Oliver Vujović, Secretary General of SEEMO, an affiliate of the Vienna-based International Press Institute, is encouraged by the results.

“Around 60% of the problems that journalists have are solved in a period of six months,” he told The Vienna Review in late November. Usually, the organization first talks to politicians, media executives, and even religious leaders, and if this is not enough, SEEMO issues press releases to draw public attention to the problem. As people in positions of influence tend to avoid negative publicity, the approach often works.

In many situations, SEEMO has managed to bring adversaries to a consensus.

“We had a case in Serbia when a female Serbian journalist, whose job was writing about issues concerning religion for the Serbian daily Danas, was forbidden to attend a press conference organized by the Serbian Orthodox Church,” Vujovic related. She was not a Muslim, but she was critical about something that had happened in the Church. “Keeping this off the record,” Vujović said, “we sent a letter to the head of the Serbian Orthodox Church, and, after a week, they withdrew their objections and she was allowed to attend the conference.”

Today, SEEMO has around 500 individual members. Of these, some 50% are editors in chief or directors of broadcasting companies, Vujović explained, although many support SEEMO as private persons only. Some choose not to reveal their involvement to their employers, afraid that it will endanger their jobs, which have often come through appointments from the governments.”

Thus, membership can be a courageous act; all members have to be ready to support other members and SEEMO in controversial situations, as well as being able to accept press freedom rules and free access on the market for all media.

Board president Radomir Licina, Senior Editor of the Serbian daily Danas, told The Vienna Review that we should be cautious in using terms like “improving” or “declining” in reference to the level of journalistic expertise in South Eastern Europe or any other area.
“I tend to be amongst those who are skeptical,” admitted Licina, “because I think journalistic practice in too many countries has been influenced in ways that did not contribute a lot to the quality of reporting.”

After the breakup of Yugoslavia, most countries welcomed democratic values because, for the first time since the breakdown of former Yugoslavia, they felt free to express themselves. Many, however, were not completely ready to use that freedom.

“Freedom of expression, which is one of the primary goals of SEEMO, is not a goal in itself but should be shared with responsibility when presented to the citizens,” insisted Licina, “In too many regions, this was not always the case.”

“In Serbia, the situation was horrible at times,” Licina went on. “The system has changed and regimes are still changing, but the basic attitude remains the same, even though the political classes manipulated the media and used it as its tool.” The political leadership classes are the ones deciding what is going to be published, thereby controlling and influencing the media. “We now have a lot of media companies where we don’t know whom they are working for.
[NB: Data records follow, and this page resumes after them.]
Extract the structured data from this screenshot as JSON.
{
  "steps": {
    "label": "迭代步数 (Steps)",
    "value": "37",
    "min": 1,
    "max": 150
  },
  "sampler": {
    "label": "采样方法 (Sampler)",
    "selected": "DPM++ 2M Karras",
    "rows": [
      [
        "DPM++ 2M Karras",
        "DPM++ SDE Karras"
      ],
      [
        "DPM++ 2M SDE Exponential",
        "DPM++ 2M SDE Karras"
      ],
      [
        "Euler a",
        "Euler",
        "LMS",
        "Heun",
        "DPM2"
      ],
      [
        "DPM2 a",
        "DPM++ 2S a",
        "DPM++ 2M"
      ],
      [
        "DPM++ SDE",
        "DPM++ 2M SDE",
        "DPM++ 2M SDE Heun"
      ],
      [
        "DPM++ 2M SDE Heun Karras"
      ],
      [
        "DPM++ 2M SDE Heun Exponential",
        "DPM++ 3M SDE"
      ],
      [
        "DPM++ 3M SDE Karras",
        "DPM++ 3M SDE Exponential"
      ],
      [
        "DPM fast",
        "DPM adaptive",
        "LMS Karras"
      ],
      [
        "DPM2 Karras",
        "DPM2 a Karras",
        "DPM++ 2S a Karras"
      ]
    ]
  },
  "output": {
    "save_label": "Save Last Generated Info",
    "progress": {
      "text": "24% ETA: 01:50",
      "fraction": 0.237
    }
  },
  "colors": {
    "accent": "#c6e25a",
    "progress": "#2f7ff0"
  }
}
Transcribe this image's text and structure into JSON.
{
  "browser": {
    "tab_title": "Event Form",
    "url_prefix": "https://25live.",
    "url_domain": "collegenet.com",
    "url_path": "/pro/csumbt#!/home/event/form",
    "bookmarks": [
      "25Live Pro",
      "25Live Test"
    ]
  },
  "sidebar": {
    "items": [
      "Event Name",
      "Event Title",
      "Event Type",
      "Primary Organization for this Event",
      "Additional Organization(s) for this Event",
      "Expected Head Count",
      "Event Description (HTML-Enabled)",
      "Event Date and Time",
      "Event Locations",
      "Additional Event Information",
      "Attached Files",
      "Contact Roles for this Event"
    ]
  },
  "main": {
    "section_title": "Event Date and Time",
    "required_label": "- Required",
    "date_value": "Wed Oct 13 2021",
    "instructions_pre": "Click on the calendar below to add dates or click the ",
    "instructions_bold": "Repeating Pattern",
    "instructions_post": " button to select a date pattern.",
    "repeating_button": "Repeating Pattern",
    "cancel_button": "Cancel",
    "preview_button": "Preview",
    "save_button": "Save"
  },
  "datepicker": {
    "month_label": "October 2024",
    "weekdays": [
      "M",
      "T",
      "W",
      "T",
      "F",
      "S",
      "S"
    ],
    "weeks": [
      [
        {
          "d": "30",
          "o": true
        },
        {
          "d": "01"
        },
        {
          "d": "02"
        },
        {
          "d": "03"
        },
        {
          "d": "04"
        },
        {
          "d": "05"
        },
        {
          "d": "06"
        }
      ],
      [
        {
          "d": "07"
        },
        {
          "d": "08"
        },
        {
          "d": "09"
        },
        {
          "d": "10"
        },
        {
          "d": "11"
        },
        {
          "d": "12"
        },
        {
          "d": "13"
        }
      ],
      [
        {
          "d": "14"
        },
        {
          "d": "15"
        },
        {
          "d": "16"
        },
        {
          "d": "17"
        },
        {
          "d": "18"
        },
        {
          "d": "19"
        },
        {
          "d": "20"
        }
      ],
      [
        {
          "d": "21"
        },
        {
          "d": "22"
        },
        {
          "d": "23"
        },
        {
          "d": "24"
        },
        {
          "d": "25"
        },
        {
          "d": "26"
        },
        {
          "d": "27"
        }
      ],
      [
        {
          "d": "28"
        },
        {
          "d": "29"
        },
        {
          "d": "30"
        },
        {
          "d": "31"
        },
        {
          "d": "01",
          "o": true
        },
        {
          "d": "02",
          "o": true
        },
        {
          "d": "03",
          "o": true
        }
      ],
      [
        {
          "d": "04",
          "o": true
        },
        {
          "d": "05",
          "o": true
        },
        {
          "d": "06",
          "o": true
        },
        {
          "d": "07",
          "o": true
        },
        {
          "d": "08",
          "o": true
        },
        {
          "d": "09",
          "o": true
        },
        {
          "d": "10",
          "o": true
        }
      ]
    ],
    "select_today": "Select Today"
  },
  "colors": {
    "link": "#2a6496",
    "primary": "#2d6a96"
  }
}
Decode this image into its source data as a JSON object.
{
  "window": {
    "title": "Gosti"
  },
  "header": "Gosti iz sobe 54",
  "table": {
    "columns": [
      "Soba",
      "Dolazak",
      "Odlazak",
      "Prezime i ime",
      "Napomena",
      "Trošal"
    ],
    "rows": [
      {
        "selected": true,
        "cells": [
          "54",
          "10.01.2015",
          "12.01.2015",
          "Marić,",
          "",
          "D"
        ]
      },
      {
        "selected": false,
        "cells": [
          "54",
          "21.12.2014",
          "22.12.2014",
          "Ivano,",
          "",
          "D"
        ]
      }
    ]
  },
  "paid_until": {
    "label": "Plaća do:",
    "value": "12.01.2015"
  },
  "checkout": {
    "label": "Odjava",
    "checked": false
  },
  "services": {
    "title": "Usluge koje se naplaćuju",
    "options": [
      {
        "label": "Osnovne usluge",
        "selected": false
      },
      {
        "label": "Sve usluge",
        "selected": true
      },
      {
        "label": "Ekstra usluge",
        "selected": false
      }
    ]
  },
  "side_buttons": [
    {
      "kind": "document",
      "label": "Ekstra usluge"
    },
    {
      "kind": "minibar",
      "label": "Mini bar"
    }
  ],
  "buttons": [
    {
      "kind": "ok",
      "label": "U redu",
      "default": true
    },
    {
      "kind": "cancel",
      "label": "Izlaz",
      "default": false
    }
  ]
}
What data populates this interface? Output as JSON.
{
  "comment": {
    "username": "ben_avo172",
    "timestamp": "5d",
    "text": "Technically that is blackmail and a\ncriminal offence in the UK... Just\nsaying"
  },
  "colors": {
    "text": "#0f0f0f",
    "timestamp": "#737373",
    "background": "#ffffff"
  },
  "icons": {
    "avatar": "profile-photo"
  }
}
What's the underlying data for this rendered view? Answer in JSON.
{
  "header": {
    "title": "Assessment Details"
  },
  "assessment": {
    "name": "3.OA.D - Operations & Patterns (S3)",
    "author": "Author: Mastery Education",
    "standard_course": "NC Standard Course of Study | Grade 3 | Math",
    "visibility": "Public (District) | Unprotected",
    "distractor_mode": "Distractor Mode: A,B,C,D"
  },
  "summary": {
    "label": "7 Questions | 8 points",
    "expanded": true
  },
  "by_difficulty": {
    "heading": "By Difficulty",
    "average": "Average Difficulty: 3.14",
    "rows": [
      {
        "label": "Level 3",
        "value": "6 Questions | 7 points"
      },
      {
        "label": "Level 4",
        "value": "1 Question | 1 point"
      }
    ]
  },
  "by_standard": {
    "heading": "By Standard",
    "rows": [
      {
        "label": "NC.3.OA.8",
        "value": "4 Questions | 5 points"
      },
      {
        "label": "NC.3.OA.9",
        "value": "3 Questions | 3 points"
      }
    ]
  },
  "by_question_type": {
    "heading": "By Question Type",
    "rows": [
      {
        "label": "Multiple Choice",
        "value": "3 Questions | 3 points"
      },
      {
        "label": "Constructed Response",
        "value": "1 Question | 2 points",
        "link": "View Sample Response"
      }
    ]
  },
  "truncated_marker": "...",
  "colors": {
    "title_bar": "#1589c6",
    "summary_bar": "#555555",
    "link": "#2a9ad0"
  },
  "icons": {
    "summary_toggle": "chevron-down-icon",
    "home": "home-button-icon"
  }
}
There are not enough media outlets that understand what their basic role is.”

Even in the countries of the European Union, SEEMO experiences limitations on the free press when governments, as in Slovenia, have tried to manipulate the press in their own interest.

In Russia, the main problem is economics, explained Andrei Richter, Director of the Moscow Media Law and Policy Institute. With almost 90,000 media outlets, “there is simply no market for the press. There is too much for a single country.”

Ironically, many feel there was more free press in the 1990’s during the first years after the fall of communism, when Russia went through its Golden Age. But after that, there was almost no free political press, though there are many independent tabloids, gossip, and fashion magazines today.

“When we speak about political media, there are no free outlets,” admitted Richter. “Maybe there are some small local examples, such as Novaya Gazeta and Eko Moskvi radio station. These examples are basically witnesses to the fact that there is no free political press in Russia.”

In contrast, Erhard Busek, former vice chancellor of Austria and director of the Institute for the Danube Region, believes that “the problem is not the freedom of the press; rather, it is the quality that makes the press weak.” To the question on how to improve the quality of the media, Busek told The Vienna Review, “Something has to be done concerning training.” This will, however, require “greater solidarity between journalists,” he said.

SEEMO can certainly help journalists stay independent; to what extend they can actually achieve possible solutions in the media is still, unfortunately, very much dependent upon sponsors and the government and, therefore, remains an open-ended question.